In the following days, friends, acquaintances, and even professors came forward. Everyone, it seemed, had seen them at the library together, heads bent too close, or with their hands grasped too tightly in a practice room, his car parked on her street on successive nights. I was gutted, not only by the private violation, but by how public it all turned out to be.
I left the apartment I shared with my boyfriend, moving in with some people I knew only peripherally. He moved out, too—into the apartment he had kept in secret. But it wasn’t enough. I felt an ongoing and deep sense of embarrassment. I have a memory of retrieving my violin from my locker and overhearing friends discuss the situation; it was old news to them. I started avoiding campus and stopped interacting with most of my friends, feeling like I couldn’t trust anyone. I began to drink excessively and visit strip clubs—very out of character for me. I wanted to leave my body, enter the body of someone this wouldn’t have happened to.
A week later, I was surprised by how easy it felt to forgive him. I gave him his mail, and felt no ill will.
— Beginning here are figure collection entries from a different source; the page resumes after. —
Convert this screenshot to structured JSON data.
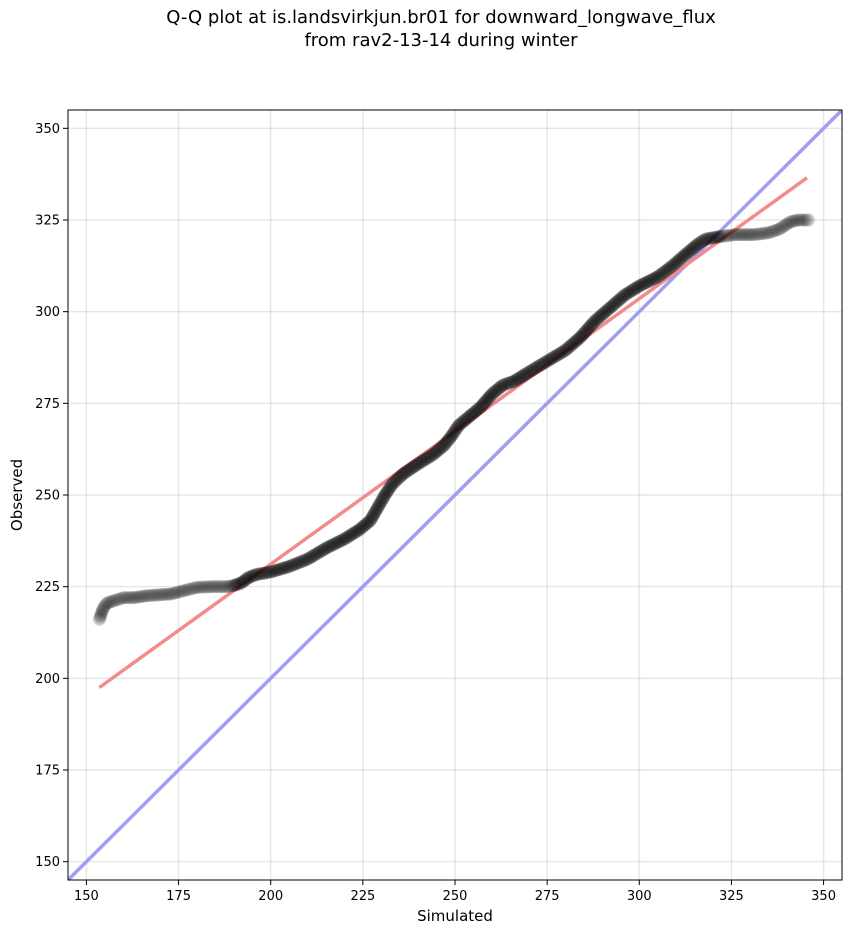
{
  "chart_data": {
    "type": "scatter",
    "title_line1": "Q-Q plot at is.landsvirkjun.br01 for downward_longwave_flux",
    "title_line2": "from rav2-13-14 during winter",
    "xlabel": "Simulated",
    "ylabel": "Observed",
    "xlim": [
      145,
      355
    ],
    "ylim": [
      145,
      355
    ],
    "xticks": [
      150,
      175,
      200,
      225,
      250,
      275,
      300,
      325,
      350
    ],
    "yticks": [
      150,
      175,
      200,
      225,
      250,
      275,
      300,
      325,
      350
    ],
    "grid": true,
    "colors": {
      "points": "#000000",
      "fit_line": "#f28b8b",
      "identity_line": "#9f9ff2"
    },
    "quantile_curve": [
      [
        153.5,
        216
      ],
      [
        154,
        217.5
      ],
      [
        154.5,
        219
      ],
      [
        155.5,
        220.5
      ],
      [
        157,
        221
      ],
      [
        160,
        222
      ],
      [
        163,
        222
      ],
      [
        166,
        222.5
      ],
      [
        170,
        222.8
      ],
      [
        173,
        223
      ],
      [
        176,
        223.8
      ],
      [
        180,
        224.8
      ],
      [
        184,
        225
      ],
      [
        188,
        225
      ],
      [
        190,
        225.3
      ],
      [
        192,
        226
      ],
      [
        194,
        227.5
      ],
      [
        196,
        228.3
      ],
      [
        200,
        229
      ],
      [
        205,
        230.5
      ],
      [
        210,
        232.5
      ],
      [
        215,
        235.5
      ],
      [
        220,
        238
      ],
      [
        224,
        240.5
      ],
      [
        227,
        243
      ],
      [
        229,
        246.5
      ],
      [
        231,
        250
      ],
      [
        233,
        253
      ],
      [
        236,
        255.8
      ],
      [
        240,
        258.5
      ],
      [
        244,
        261
      ],
      [
        247,
        263.5
      ],
      [
        249,
        266
      ],
      [
        251,
        269
      ],
      [
        254,
        271.5
      ],
      [
        257,
        274
      ],
      [
        260,
        277.5
      ],
      [
        263,
        280
      ],
      [
        266,
        281
      ],
      [
        270,
        283.5
      ],
      [
        275,
        286.5
      ],
      [
        280,
        289.5
      ],
      [
        284,
        293
      ],
      [
        288,
        297.5
      ],
      [
        292,
        301
      ],
      [
        296,
        304.5
      ],
      [
        300,
        307
      ],
      [
        305,
        309.5
      ],
      [
        309,
        312.5
      ],
      [
        313,
        316
      ],
      [
        316,
        318.5
      ],
      [
        318,
        319.8
      ],
      [
        322,
        320.5
      ],
      [
        326,
        321
      ],
      [
        331,
        321
      ],
      [
        335,
        321.5
      ],
      [
        338,
        322.5
      ],
      [
        341,
        324.5
      ],
      [
        343,
        325
      ],
      [
        346,
        325
      ]
    ],
    "fit_line": {
      "x": [
        153.5,
        345.5
      ],
      "y": [
        197.5,
        336.5
      ]
    },
    "identity_line": {
      "x": [
        145,
        355
      ],
      "y": [
        145,
        355
      ]
    }
  }
}
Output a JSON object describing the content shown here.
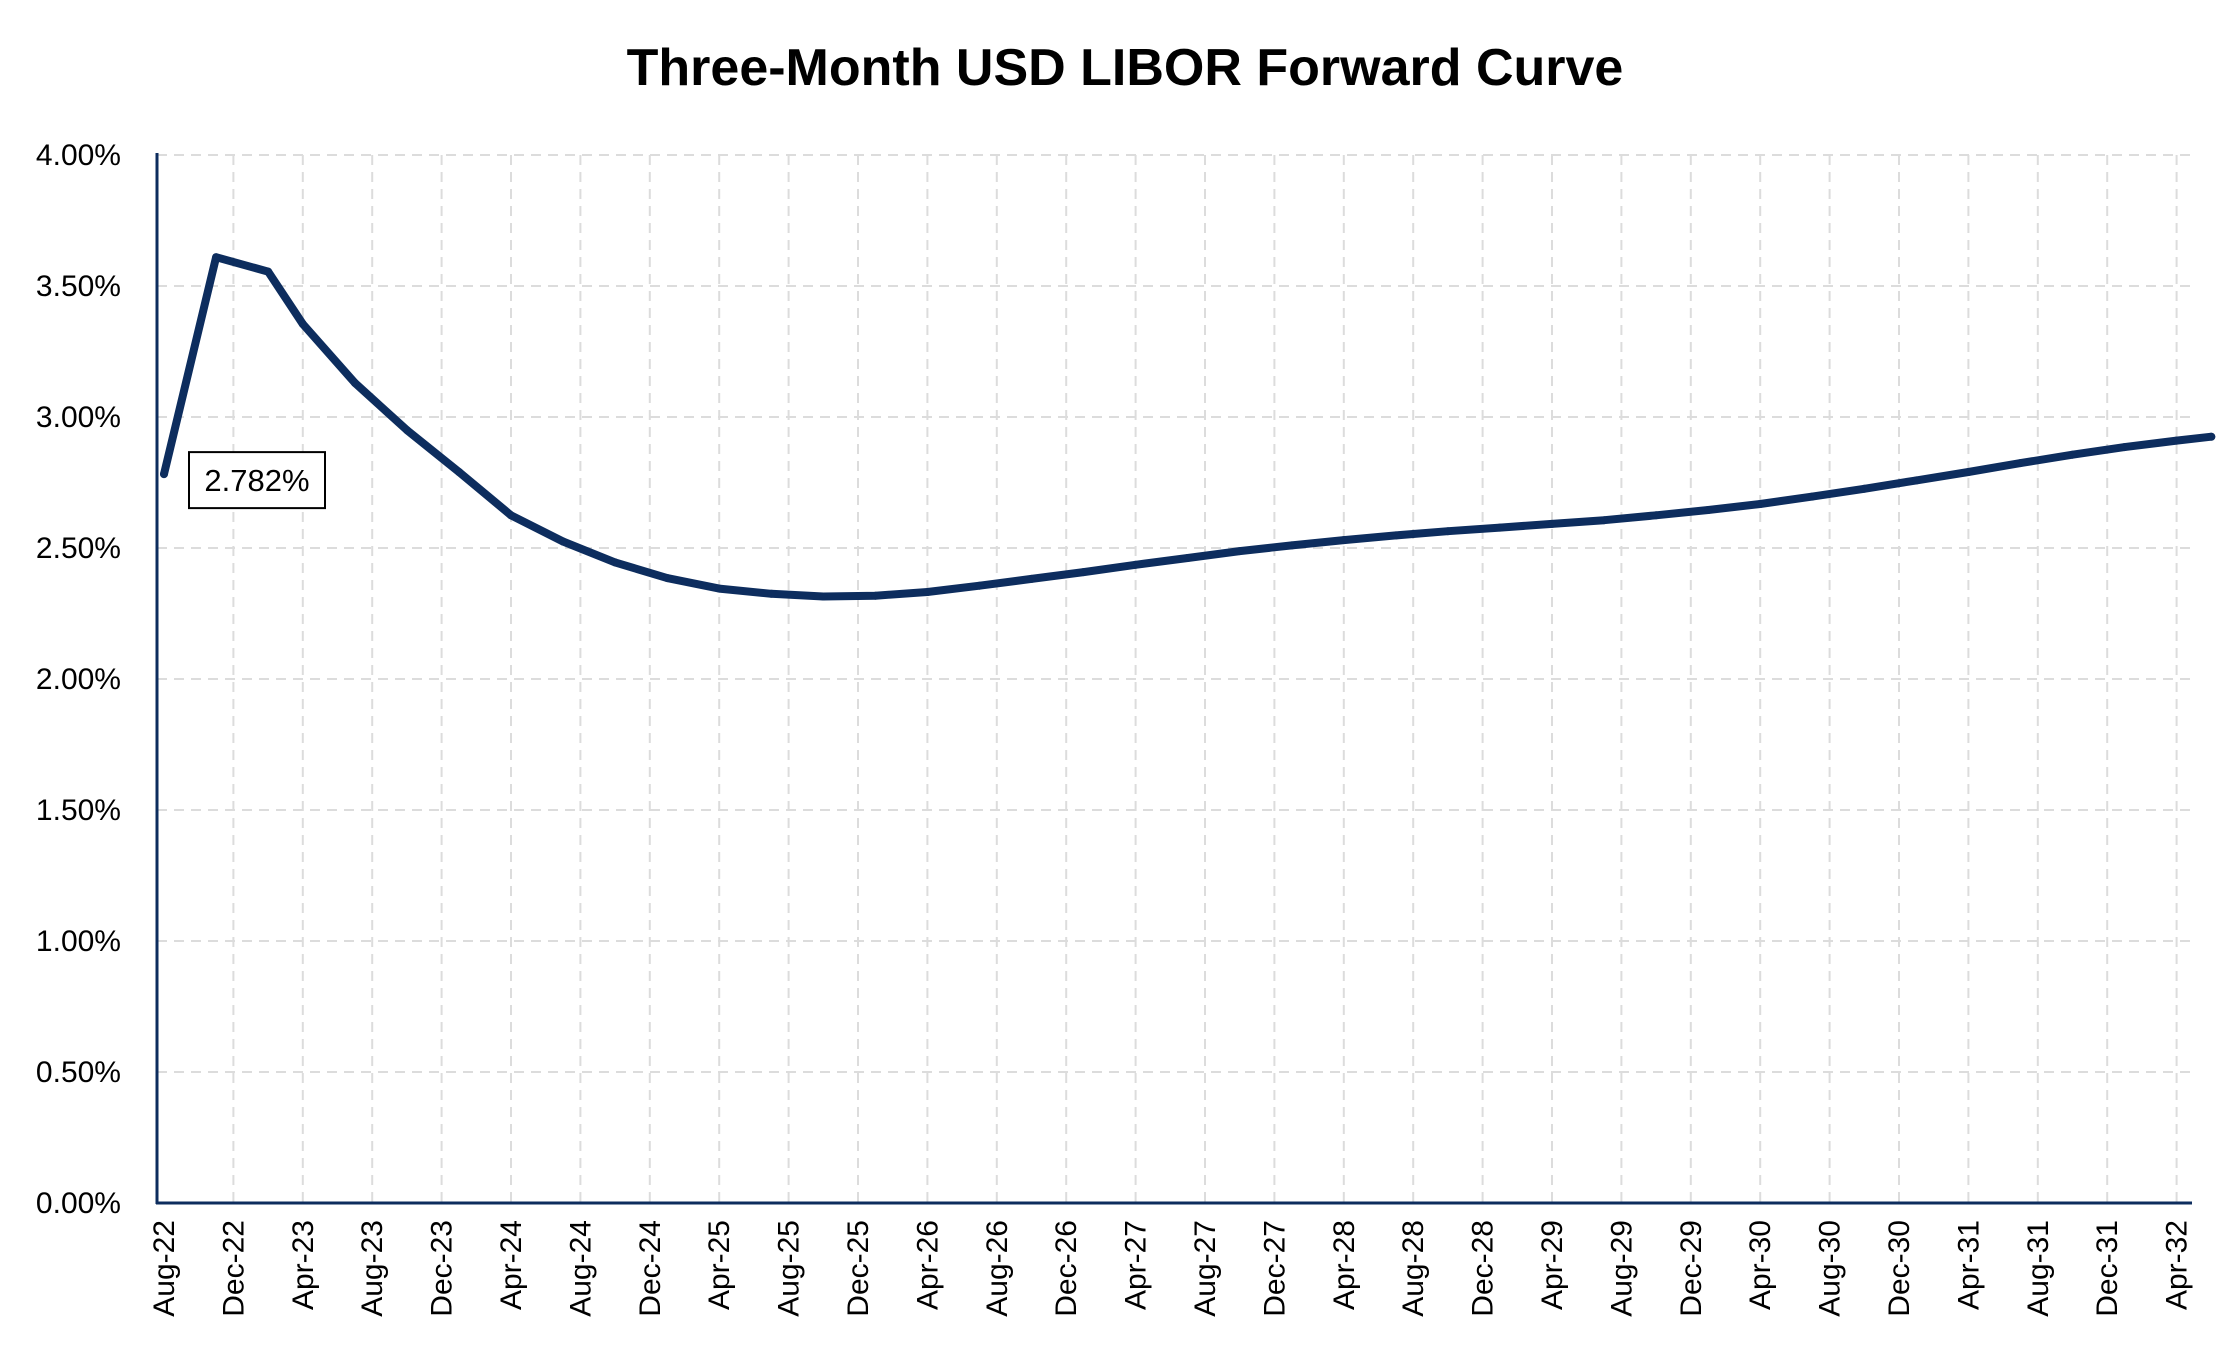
{
  "chart_data": {
    "type": "line",
    "title": "Three-Month USD LIBOR Forward Curve",
    "xlabel": "",
    "ylabel": "",
    "x_tick_labels": [
      "Aug-22",
      "Dec-22",
      "Apr-23",
      "Aug-23",
      "Dec-23",
      "Apr-24",
      "Aug-24",
      "Dec-24",
      "Apr-25",
      "Aug-25",
      "Dec-25",
      "Apr-26",
      "Aug-26",
      "Dec-26",
      "Apr-27",
      "Aug-27",
      "Dec-27",
      "Apr-28",
      "Aug-28",
      "Dec-28",
      "Apr-29",
      "Aug-29",
      "Dec-29",
      "Apr-30",
      "Aug-30",
      "Dec-30",
      "Apr-31",
      "Aug-31",
      "Dec-31",
      "Apr-32"
    ],
    "y_tick_labels": [
      "0.00%",
      "0.50%",
      "1.00%",
      "1.50%",
      "2.00%",
      "2.50%",
      "3.00%",
      "3.50%",
      "4.00%"
    ],
    "ylim": [
      0,
      4.0
    ],
    "y_unit": "%",
    "grid": true,
    "legend": "none",
    "line_color": "#0d2d5e",
    "series": [
      {
        "x": [
          "Aug-22",
          "Nov-22",
          "Feb-23",
          "Apr-23",
          "Jul-23",
          "Oct-23",
          "Jan-24",
          "Apr-24",
          "Jul-24",
          "Oct-24",
          "Jan-25",
          "Apr-25",
          "Jul-25",
          "Oct-25",
          "Jan-26",
          "Apr-26",
          "Jul-26",
          "Oct-26",
          "Jan-27",
          "Apr-27",
          "Jul-27",
          "Oct-27",
          "Jan-28",
          "Apr-28",
          "Jul-28",
          "Oct-28",
          "Jan-29",
          "Apr-29",
          "Jul-29",
          "Oct-29",
          "Jan-30",
          "Apr-30",
          "Jul-30",
          "Oct-30",
          "Jan-31",
          "Apr-31",
          "Jul-31",
          "Oct-31",
          "Jan-32",
          "Apr-32",
          "Jun-32"
        ],
        "values": [
          2.782,
          3.61,
          3.555,
          3.355,
          3.13,
          2.95,
          2.79,
          2.625,
          2.525,
          2.445,
          2.385,
          2.345,
          2.325,
          2.315,
          2.318,
          2.332,
          2.356,
          2.382,
          2.408,
          2.436,
          2.462,
          2.488,
          2.51,
          2.53,
          2.548,
          2.564,
          2.578,
          2.592,
          2.606,
          2.625,
          2.645,
          2.668,
          2.696,
          2.726,
          2.758,
          2.79,
          2.824,
          2.856,
          2.885,
          2.91,
          2.925
        ]
      }
    ],
    "annotations": [
      {
        "text": "2.782%",
        "x": "Aug-22",
        "y": 2.782
      }
    ]
  }
}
I suppose I had been socialized to expect this kind of betrayal from a man. But the betrayal at the hands of one of my closest friends was something I was wholly unprepared for: the grief, the inability to understand, and the slow and horrifying realization that I still loved her.
I had just finished reading the Neapolitan Novels by Elena Ferrante, and Ferrante’s depiction of a world created and run by men, but also rejected by women inspired me: What if I didn’t allow the world to pit us against each other? What if I didn’t have to lose her?